John Eason

No. 82, 78, 75
- Position: Wide receiver

Personal information
- Born: July 30, 1945 (age 81) Ocala, Florida, U.S.
- Listed height: 6 ft 2 in (1.88 m)
- Listed weight: 220 lb (100 kg)

Career information
- High school: Howard (Ocala)
- College: Florida A&M (1964-1967)
- NFL draft: 1968: 9th round, 244th overall pick

Career history

Playing
- Oakland Raiders (1968); Spokane Shockers (1968); BC Lions (1969); Buffalo Bills (1970)*; Montreal Alouettes (1972);
- * Offseason or practice squad member only

Operations
- Florida A&M (2017–2019) Athletic director;
- Stats at Pro Football Reference

= John Eason =

American football wide receiver (born 1945)

John Eason (born July 30, 1945) is an American former professional football player who was a wide receiver in the American Football League (AFL) and Canadian Football League (CFL). He graduated from Howard High School, a segregated high school in Ocala, Florida, in 1963. He played for the Oakland Raiders in 1968, the BC Lions in 1969 and for the Montreal Alouettes in 1972. He was the athletic director of Florida A&M University from 2017 to 2019. Eason earned bachelor's and master's degrees at FAMU and a Ph.D. in educational administration From Florida State University in 1987.

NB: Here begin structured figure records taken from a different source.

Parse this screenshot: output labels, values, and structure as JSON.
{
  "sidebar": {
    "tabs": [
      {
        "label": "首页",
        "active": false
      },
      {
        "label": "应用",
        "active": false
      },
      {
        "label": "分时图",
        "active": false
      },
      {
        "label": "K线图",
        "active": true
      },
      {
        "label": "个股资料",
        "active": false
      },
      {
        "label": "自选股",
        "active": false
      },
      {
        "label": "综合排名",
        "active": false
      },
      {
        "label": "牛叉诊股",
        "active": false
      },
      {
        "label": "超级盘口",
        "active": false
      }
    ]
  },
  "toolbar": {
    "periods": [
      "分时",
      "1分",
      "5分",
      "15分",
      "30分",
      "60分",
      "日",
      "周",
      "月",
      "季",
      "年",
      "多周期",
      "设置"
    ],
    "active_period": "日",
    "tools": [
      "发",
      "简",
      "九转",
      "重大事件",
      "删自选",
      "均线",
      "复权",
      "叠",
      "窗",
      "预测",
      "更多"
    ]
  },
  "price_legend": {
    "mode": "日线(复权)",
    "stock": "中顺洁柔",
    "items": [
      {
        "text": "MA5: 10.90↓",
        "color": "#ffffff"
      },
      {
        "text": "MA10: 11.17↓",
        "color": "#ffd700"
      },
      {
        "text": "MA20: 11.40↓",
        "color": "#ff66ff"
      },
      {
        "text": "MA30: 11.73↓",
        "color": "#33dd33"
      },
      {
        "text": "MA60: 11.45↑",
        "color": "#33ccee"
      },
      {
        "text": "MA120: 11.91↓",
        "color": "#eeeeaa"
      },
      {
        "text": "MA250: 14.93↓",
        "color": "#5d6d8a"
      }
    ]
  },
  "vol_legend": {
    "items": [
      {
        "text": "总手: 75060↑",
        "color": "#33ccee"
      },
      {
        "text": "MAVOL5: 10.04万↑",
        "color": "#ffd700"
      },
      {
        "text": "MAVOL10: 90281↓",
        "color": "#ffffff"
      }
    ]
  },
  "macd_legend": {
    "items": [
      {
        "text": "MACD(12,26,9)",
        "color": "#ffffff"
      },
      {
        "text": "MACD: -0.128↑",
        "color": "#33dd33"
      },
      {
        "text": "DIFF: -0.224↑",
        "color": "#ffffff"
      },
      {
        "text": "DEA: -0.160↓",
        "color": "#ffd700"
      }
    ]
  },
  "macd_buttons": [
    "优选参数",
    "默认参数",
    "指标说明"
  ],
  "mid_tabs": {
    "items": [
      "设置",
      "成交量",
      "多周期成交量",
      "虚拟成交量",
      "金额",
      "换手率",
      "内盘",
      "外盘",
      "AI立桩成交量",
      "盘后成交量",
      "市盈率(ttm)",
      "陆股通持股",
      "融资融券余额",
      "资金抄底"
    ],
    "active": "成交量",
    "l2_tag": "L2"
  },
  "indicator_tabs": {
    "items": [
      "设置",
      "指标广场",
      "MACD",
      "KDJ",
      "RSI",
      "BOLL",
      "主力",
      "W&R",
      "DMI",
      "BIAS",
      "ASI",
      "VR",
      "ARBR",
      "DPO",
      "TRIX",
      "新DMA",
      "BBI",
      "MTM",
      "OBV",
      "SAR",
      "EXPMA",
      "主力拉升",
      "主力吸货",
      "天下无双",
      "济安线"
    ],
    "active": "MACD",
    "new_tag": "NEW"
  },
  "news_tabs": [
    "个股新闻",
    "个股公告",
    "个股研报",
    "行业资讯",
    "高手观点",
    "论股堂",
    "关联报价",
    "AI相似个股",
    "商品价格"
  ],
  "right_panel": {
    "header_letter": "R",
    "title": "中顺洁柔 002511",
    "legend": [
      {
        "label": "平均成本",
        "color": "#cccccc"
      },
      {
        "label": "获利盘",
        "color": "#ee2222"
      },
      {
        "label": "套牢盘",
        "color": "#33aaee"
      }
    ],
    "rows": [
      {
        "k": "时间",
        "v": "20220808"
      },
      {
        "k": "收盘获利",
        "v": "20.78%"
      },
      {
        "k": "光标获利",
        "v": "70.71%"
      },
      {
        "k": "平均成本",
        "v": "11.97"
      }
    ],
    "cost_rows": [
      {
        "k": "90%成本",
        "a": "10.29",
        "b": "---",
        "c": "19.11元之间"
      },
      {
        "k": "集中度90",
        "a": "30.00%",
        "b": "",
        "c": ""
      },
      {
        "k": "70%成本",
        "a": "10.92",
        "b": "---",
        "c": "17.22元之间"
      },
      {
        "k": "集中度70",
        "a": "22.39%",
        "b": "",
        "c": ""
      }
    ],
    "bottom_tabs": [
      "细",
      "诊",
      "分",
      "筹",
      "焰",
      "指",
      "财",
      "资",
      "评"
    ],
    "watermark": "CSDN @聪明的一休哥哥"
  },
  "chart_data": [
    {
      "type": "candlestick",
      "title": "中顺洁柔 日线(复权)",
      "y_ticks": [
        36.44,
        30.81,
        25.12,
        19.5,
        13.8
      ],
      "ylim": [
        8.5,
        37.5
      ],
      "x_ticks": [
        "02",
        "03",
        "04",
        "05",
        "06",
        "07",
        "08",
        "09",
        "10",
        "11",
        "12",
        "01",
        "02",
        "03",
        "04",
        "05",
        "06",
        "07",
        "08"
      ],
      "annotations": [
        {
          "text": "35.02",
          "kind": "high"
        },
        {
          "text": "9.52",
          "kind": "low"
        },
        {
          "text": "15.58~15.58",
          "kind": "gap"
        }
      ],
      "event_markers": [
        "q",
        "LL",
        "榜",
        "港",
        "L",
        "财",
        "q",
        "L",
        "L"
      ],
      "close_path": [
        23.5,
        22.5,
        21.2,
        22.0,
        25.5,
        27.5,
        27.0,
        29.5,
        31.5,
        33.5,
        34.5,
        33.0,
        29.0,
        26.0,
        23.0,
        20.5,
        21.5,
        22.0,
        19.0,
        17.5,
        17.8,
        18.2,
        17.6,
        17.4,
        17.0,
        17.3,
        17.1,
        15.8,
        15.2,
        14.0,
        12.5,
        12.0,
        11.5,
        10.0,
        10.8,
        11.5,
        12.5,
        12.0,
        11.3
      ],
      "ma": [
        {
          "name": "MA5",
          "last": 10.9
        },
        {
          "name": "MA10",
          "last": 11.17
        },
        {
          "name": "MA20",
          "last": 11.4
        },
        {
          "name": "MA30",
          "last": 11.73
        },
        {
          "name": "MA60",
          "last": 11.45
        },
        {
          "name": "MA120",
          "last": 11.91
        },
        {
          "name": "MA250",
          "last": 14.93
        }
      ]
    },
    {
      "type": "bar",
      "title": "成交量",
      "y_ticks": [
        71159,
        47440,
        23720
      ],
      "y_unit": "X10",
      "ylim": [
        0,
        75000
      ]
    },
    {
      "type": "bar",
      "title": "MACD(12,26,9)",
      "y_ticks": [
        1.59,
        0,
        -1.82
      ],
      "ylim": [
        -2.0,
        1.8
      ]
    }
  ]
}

From 1981 to 1994, Eason coached at FSU, as well as earning a Ph.D. and serving as assistant athletic director for academic and student affairs. From 1995 to 1998, he was offensive coordinator and wide receivers coach at the University of South Carolina. From 1999 to 2000 he worked as an assistant professor in the Department of Human Service and Wellness at the University of Central Florida. In 2001 he joined Mark Richt at the University of Georgia as wide receivers coach and assistant head coach. From 2005 to 2008 he was associate head coach at UGA before becoming director of football operations in 2009, then director of player development in 2010.